I am trying to apply Artin-Wedderburn to finite semisimple rings, but I am getting confused on determining the isomorphism classes. For an example, suppose I am trying to find all semisimple rings of order $720=2^4\cdot3^2\cdot5$. So far my argument runs like this:
We know all finite rings are Artinian so we know that the ring $ R$ is the product of matrix rings over a division ring(which is finite and therefore a field).

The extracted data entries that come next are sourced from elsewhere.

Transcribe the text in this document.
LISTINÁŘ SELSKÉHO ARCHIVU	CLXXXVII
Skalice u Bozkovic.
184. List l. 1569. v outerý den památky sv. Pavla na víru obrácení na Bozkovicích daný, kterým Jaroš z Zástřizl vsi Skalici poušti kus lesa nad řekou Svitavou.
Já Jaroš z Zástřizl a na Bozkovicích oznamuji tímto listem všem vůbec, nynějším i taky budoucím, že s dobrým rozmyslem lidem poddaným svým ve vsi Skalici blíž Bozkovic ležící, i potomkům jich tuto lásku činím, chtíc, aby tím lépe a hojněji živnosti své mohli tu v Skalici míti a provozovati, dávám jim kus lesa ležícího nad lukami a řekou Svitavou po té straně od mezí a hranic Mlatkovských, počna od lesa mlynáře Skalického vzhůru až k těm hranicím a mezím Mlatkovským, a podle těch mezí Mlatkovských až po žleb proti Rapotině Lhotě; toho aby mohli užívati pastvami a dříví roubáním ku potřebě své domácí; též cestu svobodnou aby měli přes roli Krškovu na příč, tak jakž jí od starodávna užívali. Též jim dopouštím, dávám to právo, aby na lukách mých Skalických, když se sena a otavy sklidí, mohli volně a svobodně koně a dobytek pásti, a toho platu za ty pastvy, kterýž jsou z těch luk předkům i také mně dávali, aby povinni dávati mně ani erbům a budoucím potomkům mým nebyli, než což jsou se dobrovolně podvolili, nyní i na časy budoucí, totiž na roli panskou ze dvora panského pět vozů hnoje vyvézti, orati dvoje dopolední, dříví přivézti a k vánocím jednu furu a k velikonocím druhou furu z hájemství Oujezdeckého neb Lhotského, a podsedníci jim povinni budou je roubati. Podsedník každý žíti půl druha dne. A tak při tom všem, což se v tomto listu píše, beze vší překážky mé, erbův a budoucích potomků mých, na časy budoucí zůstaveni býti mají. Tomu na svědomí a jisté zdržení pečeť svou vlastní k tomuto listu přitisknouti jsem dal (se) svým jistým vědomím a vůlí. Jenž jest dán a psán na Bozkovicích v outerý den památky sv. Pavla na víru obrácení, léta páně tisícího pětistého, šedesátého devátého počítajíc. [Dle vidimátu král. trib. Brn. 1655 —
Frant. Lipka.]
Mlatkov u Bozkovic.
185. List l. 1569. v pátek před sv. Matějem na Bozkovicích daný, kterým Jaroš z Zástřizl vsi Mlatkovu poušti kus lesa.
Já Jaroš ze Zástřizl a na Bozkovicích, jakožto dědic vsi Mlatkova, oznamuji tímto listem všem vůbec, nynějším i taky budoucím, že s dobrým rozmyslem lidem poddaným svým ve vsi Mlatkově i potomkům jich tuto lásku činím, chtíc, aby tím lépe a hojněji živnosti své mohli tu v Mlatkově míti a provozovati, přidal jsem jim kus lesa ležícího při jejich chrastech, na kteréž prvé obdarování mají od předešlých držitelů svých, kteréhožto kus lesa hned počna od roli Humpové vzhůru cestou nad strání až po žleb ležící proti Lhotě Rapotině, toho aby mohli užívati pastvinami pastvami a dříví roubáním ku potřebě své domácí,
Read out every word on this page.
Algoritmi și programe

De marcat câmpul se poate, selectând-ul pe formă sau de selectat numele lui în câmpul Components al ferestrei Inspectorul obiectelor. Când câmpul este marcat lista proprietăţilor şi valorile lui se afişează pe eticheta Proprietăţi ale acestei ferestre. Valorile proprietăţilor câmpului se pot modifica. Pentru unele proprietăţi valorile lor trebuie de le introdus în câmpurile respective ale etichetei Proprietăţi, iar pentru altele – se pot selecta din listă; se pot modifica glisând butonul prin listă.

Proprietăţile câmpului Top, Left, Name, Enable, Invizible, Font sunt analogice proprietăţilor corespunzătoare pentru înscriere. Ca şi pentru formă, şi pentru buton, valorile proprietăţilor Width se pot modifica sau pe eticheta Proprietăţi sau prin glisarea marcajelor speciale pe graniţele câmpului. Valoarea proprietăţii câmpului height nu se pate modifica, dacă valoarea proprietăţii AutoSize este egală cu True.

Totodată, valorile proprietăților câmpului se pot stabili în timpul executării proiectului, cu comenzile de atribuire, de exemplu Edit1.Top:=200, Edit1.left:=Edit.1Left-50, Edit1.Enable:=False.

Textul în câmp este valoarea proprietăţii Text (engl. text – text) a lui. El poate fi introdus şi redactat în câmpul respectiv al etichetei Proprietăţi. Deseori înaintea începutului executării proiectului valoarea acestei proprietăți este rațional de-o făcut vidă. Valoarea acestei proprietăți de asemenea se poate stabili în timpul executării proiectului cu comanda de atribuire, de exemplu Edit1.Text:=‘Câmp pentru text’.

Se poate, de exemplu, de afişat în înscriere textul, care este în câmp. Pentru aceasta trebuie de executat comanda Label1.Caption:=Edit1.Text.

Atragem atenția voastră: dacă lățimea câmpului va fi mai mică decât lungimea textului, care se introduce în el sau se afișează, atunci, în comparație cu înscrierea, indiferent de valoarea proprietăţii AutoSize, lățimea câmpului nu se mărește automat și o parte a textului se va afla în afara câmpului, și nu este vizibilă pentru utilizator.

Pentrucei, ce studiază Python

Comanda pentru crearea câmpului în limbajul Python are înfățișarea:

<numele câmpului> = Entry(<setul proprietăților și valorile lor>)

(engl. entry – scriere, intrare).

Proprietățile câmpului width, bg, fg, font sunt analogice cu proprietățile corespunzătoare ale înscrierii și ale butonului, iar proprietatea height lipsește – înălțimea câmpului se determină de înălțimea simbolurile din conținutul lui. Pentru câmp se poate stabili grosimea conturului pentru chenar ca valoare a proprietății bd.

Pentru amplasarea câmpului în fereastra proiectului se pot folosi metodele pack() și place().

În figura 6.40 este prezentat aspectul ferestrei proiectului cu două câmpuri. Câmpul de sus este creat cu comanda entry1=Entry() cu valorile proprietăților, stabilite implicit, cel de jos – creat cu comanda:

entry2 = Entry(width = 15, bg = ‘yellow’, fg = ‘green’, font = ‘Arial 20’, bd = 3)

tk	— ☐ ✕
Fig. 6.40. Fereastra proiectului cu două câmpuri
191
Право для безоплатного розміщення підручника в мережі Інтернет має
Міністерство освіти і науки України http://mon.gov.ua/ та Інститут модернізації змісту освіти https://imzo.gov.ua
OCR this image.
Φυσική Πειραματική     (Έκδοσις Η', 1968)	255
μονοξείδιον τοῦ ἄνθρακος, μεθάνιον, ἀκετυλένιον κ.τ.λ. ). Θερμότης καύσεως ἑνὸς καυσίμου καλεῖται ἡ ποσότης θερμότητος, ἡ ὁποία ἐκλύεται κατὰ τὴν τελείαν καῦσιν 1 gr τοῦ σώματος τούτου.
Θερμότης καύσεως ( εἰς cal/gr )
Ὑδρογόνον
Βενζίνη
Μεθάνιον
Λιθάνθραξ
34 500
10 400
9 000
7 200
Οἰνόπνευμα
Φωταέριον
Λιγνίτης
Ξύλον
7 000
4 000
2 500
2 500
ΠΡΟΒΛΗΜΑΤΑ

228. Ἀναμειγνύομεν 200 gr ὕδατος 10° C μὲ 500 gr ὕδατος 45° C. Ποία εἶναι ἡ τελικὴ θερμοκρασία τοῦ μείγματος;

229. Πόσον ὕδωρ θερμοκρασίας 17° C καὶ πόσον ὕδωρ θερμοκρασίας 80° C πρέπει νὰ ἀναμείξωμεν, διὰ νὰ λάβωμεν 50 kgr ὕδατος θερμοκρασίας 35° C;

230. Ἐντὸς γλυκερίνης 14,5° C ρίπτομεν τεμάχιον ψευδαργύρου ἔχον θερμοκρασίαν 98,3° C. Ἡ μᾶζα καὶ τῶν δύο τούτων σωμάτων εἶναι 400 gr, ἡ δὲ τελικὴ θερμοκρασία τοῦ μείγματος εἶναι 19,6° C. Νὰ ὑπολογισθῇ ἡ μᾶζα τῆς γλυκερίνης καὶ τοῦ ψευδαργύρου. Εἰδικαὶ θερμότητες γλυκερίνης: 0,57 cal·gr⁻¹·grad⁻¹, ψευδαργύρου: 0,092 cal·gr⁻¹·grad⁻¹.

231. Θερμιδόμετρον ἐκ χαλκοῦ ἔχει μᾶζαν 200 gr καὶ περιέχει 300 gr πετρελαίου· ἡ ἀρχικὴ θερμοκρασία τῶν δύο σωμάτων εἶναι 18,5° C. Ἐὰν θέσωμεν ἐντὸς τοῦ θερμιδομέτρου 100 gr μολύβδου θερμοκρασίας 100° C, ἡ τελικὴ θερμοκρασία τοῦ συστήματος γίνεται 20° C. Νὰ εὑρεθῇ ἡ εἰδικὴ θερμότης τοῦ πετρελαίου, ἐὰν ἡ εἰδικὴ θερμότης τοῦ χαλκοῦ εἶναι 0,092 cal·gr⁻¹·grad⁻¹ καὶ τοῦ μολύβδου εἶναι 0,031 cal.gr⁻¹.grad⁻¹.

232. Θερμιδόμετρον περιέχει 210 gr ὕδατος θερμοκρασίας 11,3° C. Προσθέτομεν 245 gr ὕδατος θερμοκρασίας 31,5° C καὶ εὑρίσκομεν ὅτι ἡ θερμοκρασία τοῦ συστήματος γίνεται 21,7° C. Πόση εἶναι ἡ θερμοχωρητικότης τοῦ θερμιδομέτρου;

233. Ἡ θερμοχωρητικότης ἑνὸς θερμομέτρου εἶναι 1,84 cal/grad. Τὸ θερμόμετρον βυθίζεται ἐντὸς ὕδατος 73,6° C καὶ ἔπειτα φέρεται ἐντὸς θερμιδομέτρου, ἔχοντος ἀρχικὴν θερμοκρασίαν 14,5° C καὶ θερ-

Now we determine the isomorphism classes. $ 1\times 1$ matrices over a field $\mathbb{F}_q $ are isomorphic to $F_q $, so for $5^1$, we will have a copy of $\mathbb{F}_5 $. For $3^2$ we have either $\mathbb{F}_9 $ or $\mathbb{F}_3 \times \mathbb{F}_3 $. For $2^4 $ I would like to take $\mathbb{F}_{16},\mathbb{F}_8\times \mathbb{F}_2,\mathbb{F}_4\times \mathbb{F}_4,\mathbb{F}_4\times \mathbb{F}_2 \times \mathbb{F}_2, \mathbb{F}_2\times \mathbb{F}_2 \times \mathbb{F}_2\times \mathbb{F}_2$ and then $ M_{2\times 2} (\mathbb{F}_2)$ and then we take products accordingly and getting twelve isomorphism classes.
$ M_{2\times 2} (\mathbb{F}_2) \times \mathbb{F}_9 \times \mathbb{F}_5 $
$M_{2\times 2} (\mathbb{F}_2) \times \mathbb{F}_3 \times \mathbb{F}_3\times \mathbb{F}_5 $
$\mathbb{F}_{16} \times \mathbb{F}_9\times \mathbb{F}_5 $
$ \mathbb{F}_{16} \times \mathbb{F}_3 \times \mathbb{F}_3\times \mathbb{F}_5 $
$\mathbb{F}_{8}\times\mathbb{F}_{2} \times \mathbb{F}_9\times \mathbb{F}_5 $
$\mathbb{F}_{8}\times\mathbb{F}_{2} \times \mathbb{F}_3 \times \mathbb{F}_3\times \mathbb{F}_5 $
$\mathbb{F}_{4}\times\mathbb{F}_{4} \times \mathbb{F}_9\times \mathbb{F}_5 $
$\mathbb{F}_{4}\times\mathbb{F}_{4} \times \mathbb{F}_3 \times \mathbb{F}_3\times \mathbb{F}_5 $
$\mathbb{F}_{4}\times\mathbb{F}_{2} \times \mathbb{F}_{2} \times \mathbb{F}_{9} \times \mathbb{F}_5 $
$\mathbb{F}_{4}\times\mathbb{F}_{2} \times \mathbb{F}_{2} \times \mathbb{F}_3 \times \mathbb{F}_3 \times \mathbb{F}_5 $
$\mathbb{F}_{2}\times\mathbb{F}_{2}\times\mathbb{F}_{2} \times \mathbb{F}_{2} \times \mathbb{F}_9 \times \mathbb{F}_5 $
$\mathbb{F}_{2}\times\mathbb{F}_{2}\times\mathbb{F}_{2} \times \mathbb{F}_{2} \times \mathbb{F}_3 \times \mathbb{F}_3 \times \mathbb{F}_5 $
I have been told, however, that this is incorrect. In particular this list shouldn't include those with $\mathbb{F}_8$ and $\mathbb{F}_{16}$.
Am I missing a simple isomorphism here?